Tags: death

Date of Death

A Holocaust survivor hands his own obituary to an embittered newspaper obit writer.

Dr. Yanush Korczak

This play tells the story of Dr. Yanush Korczak, advocate of children and director of the Warsaw Orphanage. The kind doctor sacrifices his chance at freedom to accompany his orphans to the concentration camp Treblinka, where he meets his death along with the children.

Jacob Comes Home

In this one-act drama, the German Jewish family of Jacob awaits his return from a Nazi internment center. They discuss mundane issues such as how he will look and what they will discuss with him. Instead, a stranger arrives—a Nazi—who brings Jacob's ashes to his family.

King Matt in the Ghetto [המלך מתיא בגטו]

A group of children in a ghetto is staging King Matt the First, a famous book by Janusz Korczak, just before they are sent to their deaths.

Silence

Part of Proceed to Checkout: Ten Death Affirming Plays, Sketches and Monolgues, this 10 minute play asks the question: Could there be something worse than surviving the Holocaust? Two elderly Russian survivors struggle to come to terms with the death of their only son.

The Book Thief

Adapted by Heidi Stillman from Markus Zusak’s book, the story is narrated by a Death figure who is haunted by humans, and who tries alongside the audience to understand why people do the terrible and generous things they do. Liesel Meminger comes to live with adoptive parents in Nazi Germany. Over the course of the Second World War, she blooms from a tight-lipped, nightmare-ridden girl to a poised young woman who commits several acts of book thievery as she learns to read, keep important secrets, and heil Hitler whether she wants to or not.

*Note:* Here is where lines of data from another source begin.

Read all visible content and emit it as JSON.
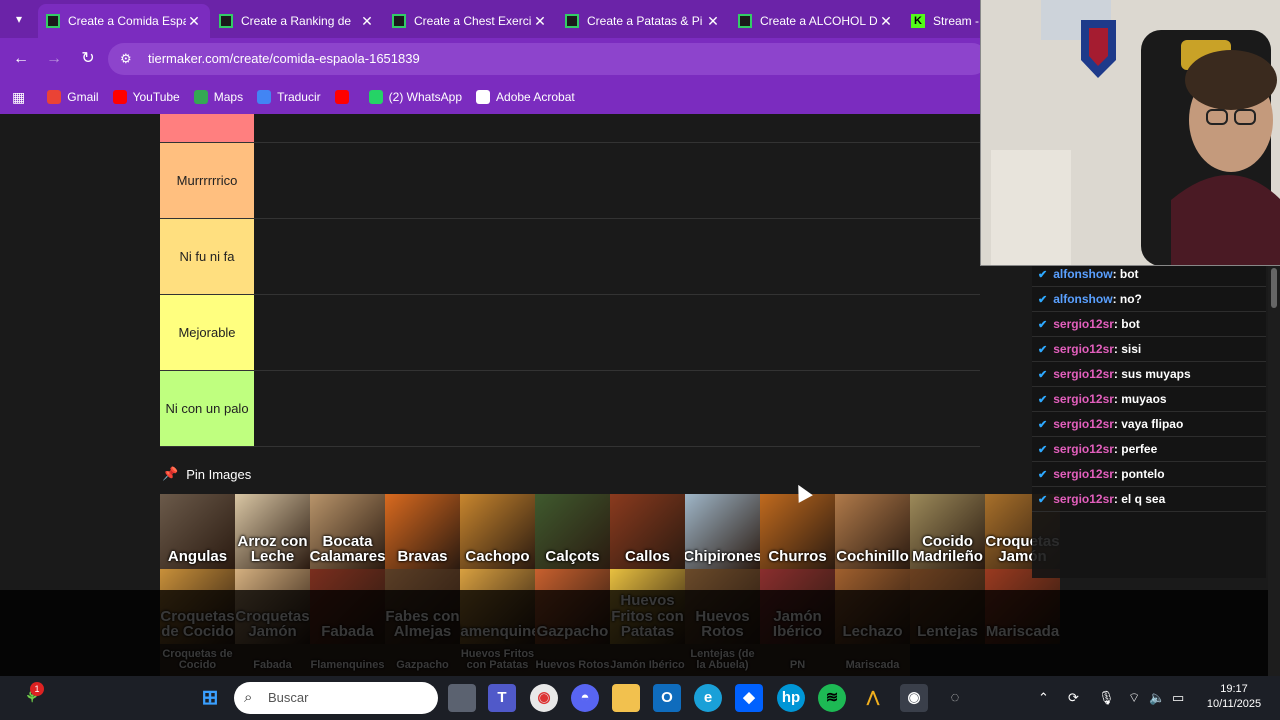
{
  "tabs": [
    {
      "title": "Create a Comida Espa",
      "active": true,
      "favicon": "tiermaker-icon"
    },
    {
      "title": "Create a Ranking de",
      "active": false,
      "favicon": "tiermaker-icon"
    },
    {
      "title": "Create a Chest Exerci",
      "active": false,
      "favicon": "tiermaker-icon"
    },
    {
      "title": "Create a Patatas & Pi",
      "active": false,
      "favicon": "tiermaker-icon"
    },
    {
      "title": "Create a ALCOHOL D",
      "active": false,
      "favicon": "tiermaker-icon"
    },
    {
      "title": "Stream - I",
      "active": false,
      "favicon": "kick-icon"
    }
  ],
  "tab_close": "✕",
  "address": {
    "url": "tiermaker.com/create/comida-espaola-1651839"
  },
  "bookmarks": [
    {
      "label": "Gmail",
      "icon": "gmail-icon",
      "color": "#ea4335"
    },
    {
      "label": "YouTube",
      "icon": "youtube-icon",
      "color": "#ff0000"
    },
    {
      "label": "Maps",
      "icon": "maps-icon",
      "color": "#34a853"
    },
    {
      "label": "Traducir",
      "icon": "translate-icon",
      "color": "#4285f4"
    },
    {
      "label": "",
      "icon": "youtube-icon",
      "color": "#ff0000"
    },
    {
      "label": "(2) WhatsApp",
      "icon": "whatsapp-icon",
      "color": "#25d366"
    },
    {
      "label": "Adobe Acrobat",
      "icon": "acrobat-icon",
      "color": "#ffffff"
    }
  ],
  "tiers": [
    {
      "label": "",
      "color": "#ff7f7f",
      "height": 29
    },
    {
      "label": "Murrrrrrico",
      "color": "#ffbf7f",
      "height": 76
    },
    {
      "label": "Ni fu ni fa",
      "color": "#ffdf7f",
      "height": 76
    },
    {
      "label": "Mejorable",
      "color": "#ffff7f",
      "height": 76
    },
    {
      "label": "Ni con un palo",
      "color": "#bfff7f",
      "height": 76
    }
  ],
  "pin_images_label": "Pin Images",
  "food_images": [
    {
      "label": "Angulas",
      "color": "#6b5a4a"
    },
    {
      "label": "Arroz con Leche",
      "color": "#d9c6a4"
    },
    {
      "label": "Bocata Calamares",
      "color": "#b8946a"
    },
    {
      "label": "Bravas",
      "color": "#d96a1f"
    },
    {
      "label": "Cachopo",
      "color": "#c8862e"
    },
    {
      "label": "Calçots",
      "color": "#3f5a2e"
    },
    {
      "label": "Callos",
      "color": "#8a3a1e"
    },
    {
      "label": "Chipirones",
      "color": "#9fb6c8"
    },
    {
      "label": "Churros",
      "color": "#c06a1e"
    },
    {
      "label": "Cochinillo",
      "color": "#b07a4a"
    },
    {
      "label": "Cocido Madrileño",
      "color": "#9c8a5a"
    },
    {
      "label": "Croquetas Jamón",
      "color": "#a8702a"
    },
    {
      "label": "Croquetas de Cocido",
      "color": "#c8903a"
    },
    {
      "label": "Croquetas Jamón",
      "color": "#d4b080"
    },
    {
      "label": "Fabada",
      "color": "#7a2e1e"
    },
    {
      "label": "Fabes con Almejas",
      "color": "#5a3e26"
    },
    {
      "label": "Flamenquines",
      "color": "#d8a040"
    },
    {
      "label": "Gazpacho",
      "color": "#c8602e"
    },
    {
      "label": "Huevos Fritos con Patatas",
      "color": "#e8c040"
    },
    {
      "label": "Huevos Rotos",
      "color": "#6a4a2a"
    },
    {
      "label": "Jamón Ibérico",
      "color": "#8a2e2e"
    },
    {
      "label": "Lechazo",
      "color": "#a0602e"
    },
    {
      "label": "Lentejas",
      "color": "#6a4020"
    },
    {
      "label": "Mariscada",
      "color": "#9a3a20"
    }
  ],
  "dimmed_labels": [
    "Croquetas de Cocido",
    "Fabada",
    "Flamenquines",
    "Gazpacho",
    "Huevos Fritos con Patatas",
    "Huevos Rotos",
    "Jamón Ibérico",
    "Lentejas (de la Abuela)",
    "PN",
    "Mariscada"
  ],
  "chat": [
    {
      "user": "alfonshow",
      "msg": ": bot",
      "color": "blue"
    },
    {
      "user": "alfonshow",
      "msg": ": no?",
      "color": "blue"
    },
    {
      "user": "sergio12sr",
      "msg": ": bot",
      "color": "pink"
    },
    {
      "user": "sergio12sr",
      "msg": ": sisi",
      "color": "pink"
    },
    {
      "user": "sergio12sr",
      "msg": ": sus muyaps",
      "color": "pink"
    },
    {
      "user": "sergio12sr",
      "msg": ": muyaos",
      "color": "pink"
    },
    {
      "user": "sergio12sr",
      "msg": ": vaya flipao",
      "color": "pink"
    },
    {
      "user": "sergio12sr",
      "msg": ": perfee",
      "color": "pink"
    },
    {
      "user": "sergio12sr",
      "msg": ": pontelo",
      "color": "pink"
    },
    {
      "user": "sergio12sr",
      "msg": ": el q sea",
      "color": "pink"
    }
  ],
  "taskbar": {
    "search_placeholder": "Buscar",
    "notification_count": "1",
    "time": "19:17",
    "date": "10/11/2025"
  }
}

The Child Dreams [הילד חולם]

A play in four parts. The life of a sleeping boy is disrupted when his home is invaded and his father is brutally murdered. He and his mother become fleeing refugees. In the final scene of the drama, the boy arrives in the land of dead children. While the play is not specifically set during the Holocaust, its imagery is clearly connected to its horrors.

The Condemned of Altona

A wealthy post-war German industrialist is near death and calls his family together. The family is wracked with guilt, reflecting the guilt of Nazi Germany, including a son who has locked himself away since returning from the front. The son reveals that during the war he killed two prisoners.

The Emperor of Atlantis

The Emperor of Atlantis, ruler over much of the world, proclaims universal war and declares that his old ally Death will lead the campaign. Death, offended by the Emperor’s presumption, breaks his sabre; henceforth men will not die. Confusion results: a soldier and a girl-soldier from opposite sides sing a love duet instead of fighting; the sick and suffering find no release. Death offers to return the men on one condition—that the Emperor be the first to die.

The Mitzvah

The Mitzvah is a one-person, one-act play—part of The Mitzvah Project, which includes a lecture and audience discussion. Half-Jew, Christophe Rosenburg, a decorated officer, and hardened killer, is serving in Hitler's army. He is dying and in a delirium. As his life is slipping away, he fantasizes about killing The Führer in a lethal replay of a moment a few years before when he stood with hundreds of soldiers and officers in a square in Berlin delivering an oath of allegiance to Hitler. The Chorus interjects and replies to Christoph's dream in an extended sardonic riff about "the hand"—that Christoph's fantasy is a ridiculous fiction; that Christoph's hand, rather than being the instrument that delivered the world from the nightmare of Hitler, is the Nazi hand that murdered uncounted millions of innocent lives. The scene shifts and the character changes from the Chorus to Schmuel Berkowicz, a poor Jew from Bialystok who finds himself on the train platform in Auschwitz where he is selected to work in the "Krankenbau"—the infirmary—which, as Schmuel learns, "is more like a mortuary." He recounts how he first meets a large, blonde-haired prisoner who, but a few months earlier, was a decorated war hero. It is Christoph Rosenberg, who has been severely beaten and is now, like Schmuel, a prisoner. We learn that Christoph has been brought to Auschwitz because he turned on the Germans, in a field outside of Bialystok, where he shot and killed a SS Captain, to stop the slaughter of local Jews. The Chorus fills in the background about Christoph, i.e., that he is a half-Jew who was able to stay in the German army only by obtaining a special exemption personally from Hitler. But, upon seeing the brutalization of a young woman and her baby by the SS, Christoph realizes that the blood flowing in the trench is the same blood that's flowing in his veins. To put an end to her suffering at the hands of the SS, Christoph first kills the young Jewish mother, and then turns the gun on the SS Captain. At the end of the play, in the same way that Christoph ended the life of the young mother, Schmuel puts an end to Christoph's suffering by suffocating him "with a rag—the rag he used to cleanse—in the infirmary that is more like a mortuary." At the end of the play, Schmuel says Kaddish over the body of Christoph draped Pieta-like on his lap.